Adapted from: Genetics Lab procedure book

Materials

  • LB+Amp media
  • Sterile pipette
  • Flame

Procedure

  1. Pick a single colony and inoculate in 5 mL LB+Amp media (might want to pick two colonies to have duplicates)
  2. Leave overnight shaking at 37˚C


B9: IPTG induction

Introduction

pRSET A, B and C for high-level expression of recombinant proteins in E. coli Catalog number V351-20

Materials

pRSET A, B & C Bacterial Expression Vectors. Catalog number: V35120

Procedure

Expression conditions will vary depending on the nature of your protein; therefore, we recommend performing a time course experiment to optimize expression of your recombinant protein.

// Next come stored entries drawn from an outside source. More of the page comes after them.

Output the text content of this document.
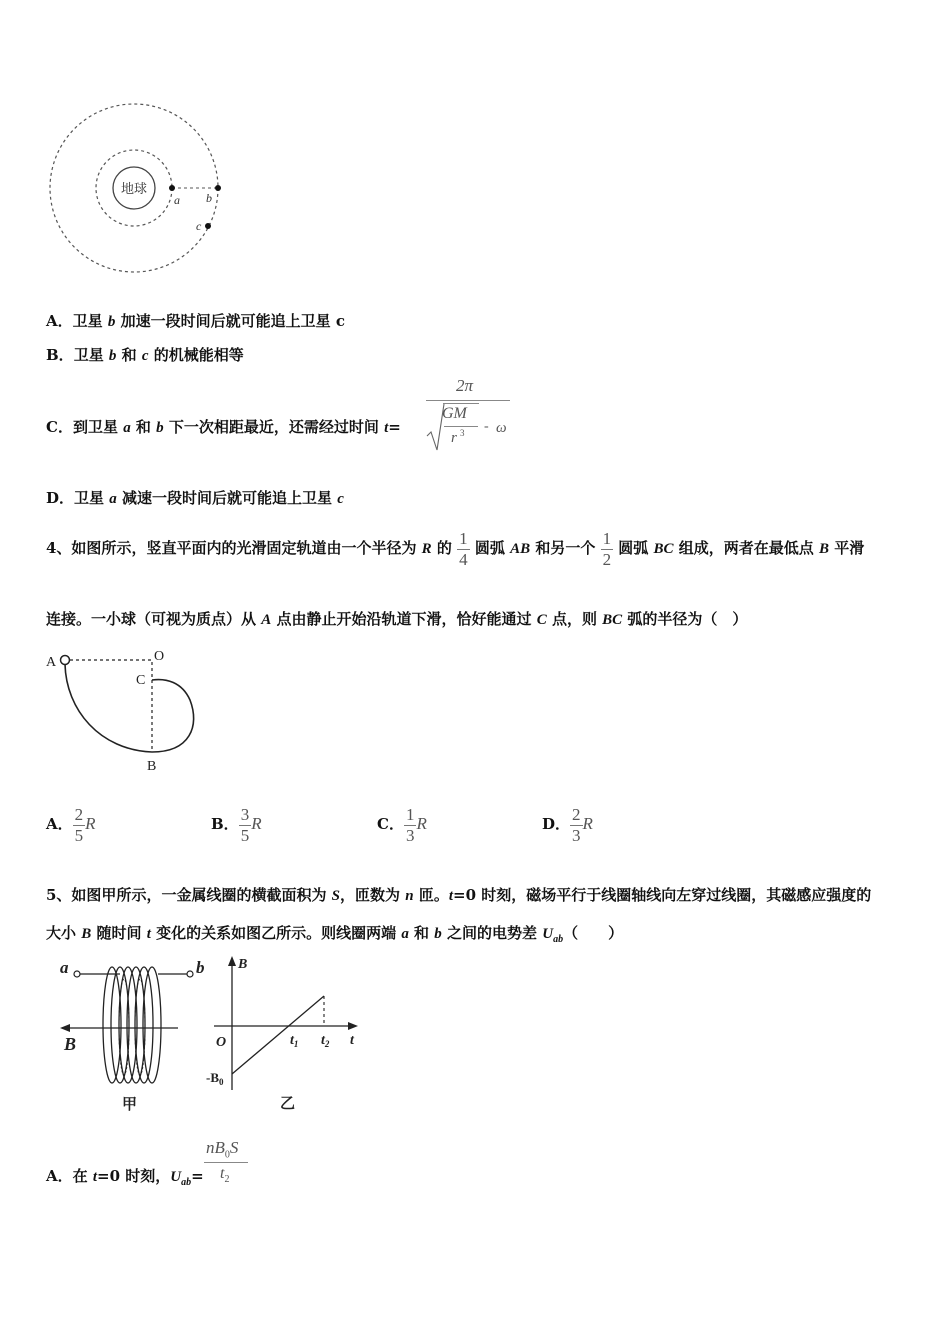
地球
a b
c
A．卫星 b 加速一段时间后就可能追上卫星 c
B．卫星 b 和 c 的机械能相等
C．到卫星 a 和 b 下一次相距最近，还需经过时间 t=
2π
GM
r 3 - ω
D．卫星 a 减速一段时间后就可能追上卫星 c
4、如图所示，竖直平面内的光滑固定轨道由一个半径为 R 的 $\frac{1}{4}$ 圆弧 AB 和另一个 $\frac{1}{2}$ 圆弧 BC 组成，两者在最低点 B 平滑
连接。一小球（可视为质点）从 A 点由静止开始沿轨道下滑，恰好能通过 C 点，则 BC 弧的半径为（　）
A	O
C
B
A． $\frac{2}{5}$ R	B． $\frac{3}{5}$ R	C． $\frac{1}{3}$ R	D． $\frac{2}{3}$ R
5、如图甲所示，一金属线圈的横截面积为 S，匝数为 n 匝。t=0 时刻，磁场平行于线圈轴线向左穿过线圈，其磁感应强度的
大小 B 随时间 t 变化的关系如图乙所示。则线圈两端 a 和 b 之间的电势差 $U_{ab}$（　　）
a	b
B
甲
B
O	$t_1$ $t_2$ t
$-B_0$
乙
A．在 t=0 时刻，$U_{ab}=$
$nB_0S$
$t_2$
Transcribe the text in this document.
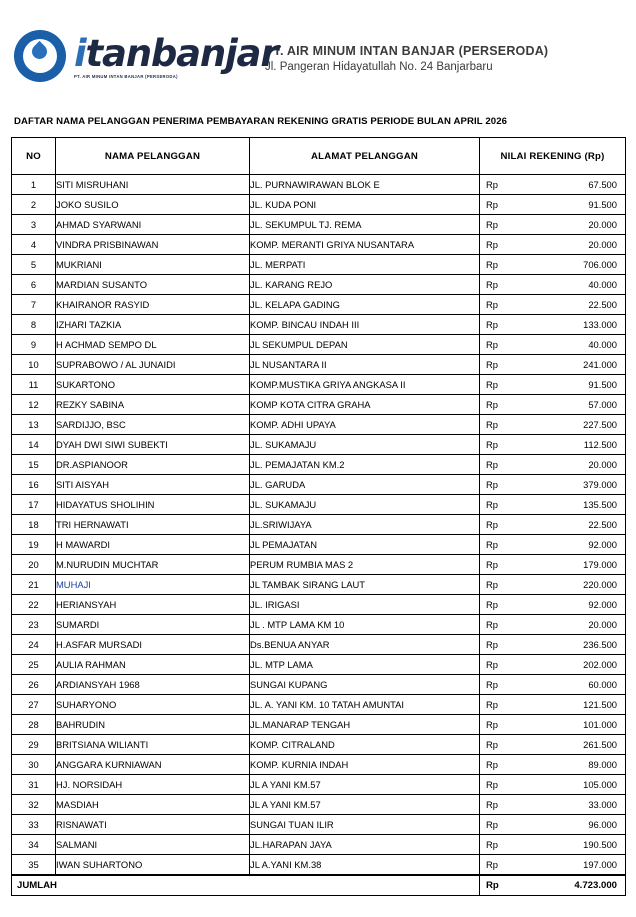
itanbanjar
PT. AIR MINUM INTAN BANJAR (PERSERODA)
PT. AIR MINUM INTAN BANJAR (PERSERODA)
Jl. Pangeran Hidayatullah No. 24 Banjarbaru
DAFTAR NAMA PELANGGAN PENERIMA PEMBAYARAN REKENING GRATIS PERIODE BULAN APRIL 2026
NO	NAMA PELANGGAN	ALAMAT PELANGGAN	NILAI REKENING (Rp)
1	SITI MISRUHANI	JL. PURNAWIRAWAN BLOK E	Rp 67.500

2	JOKO SUSILO	JL. KUDA PONI	Rp 91.500

3	AHMAD SYARWANI	JL. SEKUMPUL TJ. REMA	Rp 20.000

4	VINDRA PRISBINAWAN	KOMP. MERANTI GRIYA NUSANTARA	Rp 20.000

5	MUKRIANI	JL. MERPATI	Rp 706.000

6	MARDIAN SUSANTO	JL. KARANG REJO	Rp 40.000

7	KHAIRANOR RASYID	JL. KELAPA GADING	Rp 22.500

8	IZHARI TAZKIA	KOMP. BINCAU INDAH III	Rp 133.000

9	H ACHMAD SEMPO DL	JL SEKUMPUL DEPAN	Rp 40.000

10	SUPRABOWO / AL JUNAIDI	JL NUSANTARA II	Rp 241.000

11	SUKARTONO	KOMP.MUSTIKA GRIYA ANGKASA II	Rp 91.500

12	REZKY SABINA	KOMP KOTA CITRA GRAHA	Rp 57.000

13	SARDIJJO, BSC	KOMP. ADHI UPAYA	Rp 227.500

14	DYAH DWI SIWI SUBEKTI	JL. SUKAMAJU	Rp 112.500

15	DR.ASPIANOOR	JL. PEMAJATAN KM.2	Rp 20.000

16	SITI AISYAH	JL. GARUDA	Rp 379.000

17	HIDAYATUS SHOLIHIN	JL. SUKAMAJU	Rp 135.500

18	TRI HERNAWATI	JL.SRIWIJAYA	Rp 22.500

19	H MAWARDI	JL PEMAJATAN	Rp 92.000

20	M.NURUDIN MUCHTAR	PERUM RUMBIA MAS 2	Rp 179.000

21	MUHAJI	JL TAMBAK SIRANG LAUT	Rp 220.000

22	HERIANSYAH	JL. IRIGASI	Rp 92.000

23	SUMARDI	JL . MTP LAMA KM 10	Rp 20.000

24	H.ASFAR MURSADI	Ds.BENUA ANYAR	Rp 236.500

25	AULIA RAHMAN	JL. MTP LAMA	Rp 202.000

26	ARDIANSYAH 1968	SUNGAI KUPANG	Rp 60.000

27	SUHARYONO	JL. A. YANI KM. 10 TATAH AMUNTAI	Rp 121.500

28	BAHRUDIN	JL.MANARAP TENGAH	Rp 101.000

29	BRITSIANA WILIANTI	KOMP. CITRALAND	Rp 261.500

30	ANGGARA KURNIAWAN	KOMP. KURNIA INDAH	Rp 89.000

31	HJ. NORSIDAH	JL A YANI KM.57	Rp 105.000

32	MASDIAH	JL A YANI KM.57	Rp 33.000

33	RISNAWATI	SUNGAI TUAN ILIR	Rp 96.000

34	SALMANI	JL.HARAPAN JAYA	Rp 190.500

35	IWAN SUHARTONO	JL A.YANI KM.38	Rp 197.000
JUMLAH	Rp	4.723.000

  1. Inoculate 2 ml of SOB containing ampicillin (50 μg/ml) and chloramphenicol (35 μg/ml) with a single recombinant E. coli colony. Grow overnight at 37°C with shaking.
  2. The next day, inoculate 25 ml of SOB (it is not necessary to include antibiotics for expression) to an OD600 of 0.1 with the overnight culture.
  3. Grow the culture at 37°C with vigorous shaking to an OD600 = 0.4–0.6.
  4. Remove a 1 ml aliquot of cells prior to IPTG induction, centrifuge the sample in a microcentrifuge, and aspirate the supernatant. Freeze the cell pellet at –20°C. This will be the time zero sample.
  5. Add IPTG to a final concentration of 1 mM (0.25 ml of 100 mM IPTG stock to 25 ml culture) and continue to grow the cells. See page 12 for preparation of the IPTG stock solution.
  6. After 1 hour of incubation, remove a 1 ml sample, centrifuge as described in Step 4, aspirate the supernatant, and freeze the cell pellet at –20°C. Continue to take samples at 1 hour intervals for 4 to 6 hours.
  7. When all time points have been collected, resuspend each pellet in 100 μl of 20 mM phosphate buffer at neutral pH, and freeze in liquid nitrogen or methanol/dry ice (exercise caution when handling liquid nitrogen, it can cause severe burns if it comes in contact with the skin, wear appropriate protective equipment). Thaw the frozen lysate at 42°C.
  8. Repeat this freeze-thaw two to three additional times and pellet the insoluble protein in a microcentrifuge for 10 minutes at maximum speed at 4°C.
  9. Remove the supernatant to a fresh labeled tube. To 100 μl of supernatant sample, add an equal volume of 2X SDS-PAGE sample buffer. Resuspend the pellet in 100 μl of 1X SDS-PAGE sample buffer.
  10. Load 10–20 μl of each of the supernatant and pellet samples after boiling for 5 minutes on an appropriate SDS-PAGE gel and electrophorese.

Analysis of the samples

  1. Stain the gel with Coomassie blue and look for a band of increasing intensity in the expected size range for the recombinant protein. Use the uninduced culture as a negative control. From this expression experiment, determine the optimal time after IPTG induction to harvest the cells.
  2. In addition, you may perform a western blot to confirm that the overexpressed band is your desired protein (see next page).
  3. Use the positive control to confirm that growth and induction were performed properly. The pRSET/lacZ vector should produce an ~120 kDa protein when induced with IPTG.